Я немного улыбнулась, стараясь скрыть нервозность.
– Наконец-то мне дали слово, – сказала я с лёгкой усмешкой. Он тихо рассмеялся, а тетя, кажется, даже немного засмущалась. – Да, – солгала я. – Спала отлично.
– Ну вот видишь! – обрадовалась тетя Ада. – Тогда ты должна остаться. Переночуешь ещё ночь, а завтра утром поедешь на работу.
Её изумрудные глаза светились немой просьбой, почти умоляющим. В руке она держала белоснежную салфетку, другой стакан воды. Я невольно замерла. Сердце защемило от какой-то пронзительной жалости, знакомой боли и чего-то, похожего на вину.
Была только я. И, если быть честной, я могла бы остаться. Попробовать подстроиться, пересилить себя, как-то собрать все осколки, что остались от вчерашнего вечера. Сделать хоть что-то, чтобы не выглядеть беглянкой. Я понимала, что именно этого тетя ждёт, не слов, а простого жеста: остаться, сесть, съесть хоть половину круассана, заговорить… Но я не могла. Как бы я ни старалась убедить себя, что могу быть сильной, что должна остаться и быть рядом, в этот утренний час, среди запаха кофе, звона посуды и взглядов, полных ожидания, я чувствовала… ничего. Внутри не было ни сил, ни опоры. Только желание исчезнуть.

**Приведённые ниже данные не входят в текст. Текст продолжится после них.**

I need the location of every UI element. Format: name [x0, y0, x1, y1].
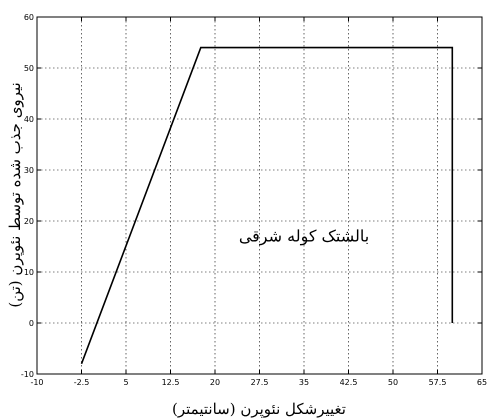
- x-tick-label: 20: [210, 378, 220, 387]
- y-tick-label: 50: [24, 64, 34, 73]
- x-tick-label: 50: [388, 378, 398, 387]
- y-tick-label: 10: [24, 268, 34, 277]
- grid: [37, 17, 482, 374]
- x-tick-label: 35: [299, 378, 309, 387]
- ticks: [36, 16, 483, 375]
- y-tick-label: 40: [24, 115, 34, 124]
- x-tick-label: 65: [477, 378, 487, 387]
- x-tick-label: 5: [123, 378, 128, 387]
- x-tick-label: 42.5: [340, 378, 358, 387]
- y-tick-label: -10: [21, 370, 34, 379]
- y-axis-label: نیروی جذب شده توسط نئوپرن (تن): [6, 82, 24, 307]
- y-tick-label: 60: [24, 13, 34, 22]
- x-axis-label: تغییرشکل نئوپرن (سانتیمتر): [172, 400, 346, 418]
- x-tick-label: -2.5: [74, 378, 90, 387]
- y-tick-label: 30: [24, 166, 34, 175]
- x-tick-label: -10: [30, 378, 43, 387]
- x-tick-label: 27.5: [251, 378, 269, 387]
- x-tick-label: 12.5: [162, 378, 180, 387]
- annotation-east-abutment-bearing: بالشتک کوله شرقی: [239, 226, 369, 245]
- y-tick-label: 0: [29, 319, 34, 328]
- series-line: [80, 46, 454, 365]
- x-tick-label: 57.5: [429, 378, 447, 387]
- series: [80, 46, 454, 365]
- y-tick-label: 20: [24, 217, 34, 226]
- tick-labels: -10 -2.5 5 12.5 20 27.5 35 42.5 50 57.5 65 -10 0 10 20…: [21, 13, 487, 387]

Конечно, разговаривая с пациентами, мне кажется, что я умею собирать чужие кусочки. Говорю спокойно, уверенно, логично. Иногда, я точно знаю, какие слова поддержат и что нужно напомнить человеку, чтобы всё вокруг обрело смысл. Но всё это звучит просто, когда ты не внутри боли, а где-то рядом, наблюдаешь её из безопасного расстояния. Но когда ты один на один с собой, всё совершенно по-другому. Рациональные аргументы не работают. Тебя разъедает что-то более глубокое, бессловесное. Ты не аналитик, не психолог, не взрослая, разумная девушка. Ты человек, где-то сломленный, где-то усталый, испуганный. Ты, это тот самый голос, который шепчет: «Просто уйди. Не говори. Не чувствуй. Исчезни».
И в такие моменты проще не бороться. Легче сбежать, закрыться, сделать вид, что ничего не происходит. Просто уйти, спрятаться и забыться. Да, это слабость, но иногда, это единственное, что спасает. Хоть на немного.